Before leaving the clinic, I enter the washroom, desperate to clean my hands. There is hot water, but no soap.

***

Back at the village, I meet with Frackson Chambalkata H.S.A., or health service assistant. He speaks pretty good English. He explains that three years ago, he came to Kankhumbwa to establish a health clinic, but it consists of nothing more than two trees, where he talks to villagers seeking care. He has no medical supplies and no diagnostic equipment. No wraps, no Band-Aids, no painkillers, no thermometers. He does have one thing: he distributes condoms.

The problem is that the district he services – eight villages and about 1,600 people – is too poor to afford care. Midwives deliver babies in homes, and herbalists brew concoctions to ward off disease. A more substantial clinic, which has refrigerated vaccines, is about four miles away, and a hospital stands about 30 miles away. But no one in the village has a car, so reaching either, by foot or bicycle, is difficult.

The most severe health problems are easily prevented. Malaria, for example, kills about 12 people a year in the district, with children under five the most vulnerable. They would be protected if they had mosquito nets, but most households don’t have them. A net only costs about $5, and several Western aid organizations supply them to developing countries. But Frackson says that the nets that are sent to Malawi never reach his villages. “They are sold on the black market,” he says.

Malnutrition, AIDS, and tuberculosis are the next biggest killers, he says. I ask about diabetes. He says the district has about 15 people with the disease and that some use insulin, some don’t. I ask whether they have type 1 or type 2, but he is unfamiliar with the terms. I then show him my PDM and test my blood sugar – 190 mg/dl.

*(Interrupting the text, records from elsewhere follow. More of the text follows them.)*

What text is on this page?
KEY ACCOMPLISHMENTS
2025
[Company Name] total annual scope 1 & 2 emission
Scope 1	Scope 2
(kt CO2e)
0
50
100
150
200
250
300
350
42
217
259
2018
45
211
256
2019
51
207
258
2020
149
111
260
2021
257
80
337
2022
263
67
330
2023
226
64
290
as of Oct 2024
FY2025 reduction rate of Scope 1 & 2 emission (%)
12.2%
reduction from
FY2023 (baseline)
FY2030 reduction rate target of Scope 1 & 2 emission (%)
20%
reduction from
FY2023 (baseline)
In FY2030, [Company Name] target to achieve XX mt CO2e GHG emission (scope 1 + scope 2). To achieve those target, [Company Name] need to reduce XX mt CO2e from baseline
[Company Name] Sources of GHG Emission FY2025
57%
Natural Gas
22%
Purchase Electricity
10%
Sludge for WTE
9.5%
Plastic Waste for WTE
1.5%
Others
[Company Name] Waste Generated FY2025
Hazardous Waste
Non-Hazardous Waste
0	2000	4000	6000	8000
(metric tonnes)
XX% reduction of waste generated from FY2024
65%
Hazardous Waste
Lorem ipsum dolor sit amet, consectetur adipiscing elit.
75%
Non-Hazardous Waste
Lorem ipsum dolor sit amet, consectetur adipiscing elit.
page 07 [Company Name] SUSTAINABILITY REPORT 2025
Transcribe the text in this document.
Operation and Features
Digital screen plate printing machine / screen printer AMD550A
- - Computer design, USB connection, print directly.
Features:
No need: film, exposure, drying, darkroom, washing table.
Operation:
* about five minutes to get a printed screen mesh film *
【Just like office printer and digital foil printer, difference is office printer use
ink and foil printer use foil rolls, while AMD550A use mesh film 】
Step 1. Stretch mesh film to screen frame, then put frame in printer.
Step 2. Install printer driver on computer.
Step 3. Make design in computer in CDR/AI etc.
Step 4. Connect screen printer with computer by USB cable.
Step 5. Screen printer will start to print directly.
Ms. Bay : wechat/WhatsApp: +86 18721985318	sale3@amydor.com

He’s never seen anything like it.

He asks me what the normal “temperature” should be for someone without diabetes.

I explain that the machine doesn’t measure body temperature but determines the amount of glucose, in milligrams per deciliter of blood, and a fasting blood sugar should be no higher than 120.

“Ohhhh,” he says. Frackson is fascinated, and if I teach him how to recognize an elevated blood sugar, then I’ve made a small contribution to Malawian health care.

***

Three days after receiving his first rabies vaccine, Jim Z needs his second injection. The buildOn staff has no medics, so I am asked to administer the injection. My qualifications? I’ve taken thousands of shots because of my diabetes. The vaccine is assembled in the same way as the glucagon, with two vials, one liquid and one powder. I give the shot without incident – bevel side up for the needle, as I was taught years ago – and realize this is one of the few times in my life that having diabetes is an asset.

Next, we need to take a very long road trip south, to the village where Jim Z built his first school in Africa 19 years ago. But first we stop in the capital city of Lilongwe at the African Bible College, whose private hospital – we are told – has the immune globulin shot. But when Jim Z arrives, the doctor says the hospital has no such shot, and he’s not aware of any other clinic or hospital that might have it.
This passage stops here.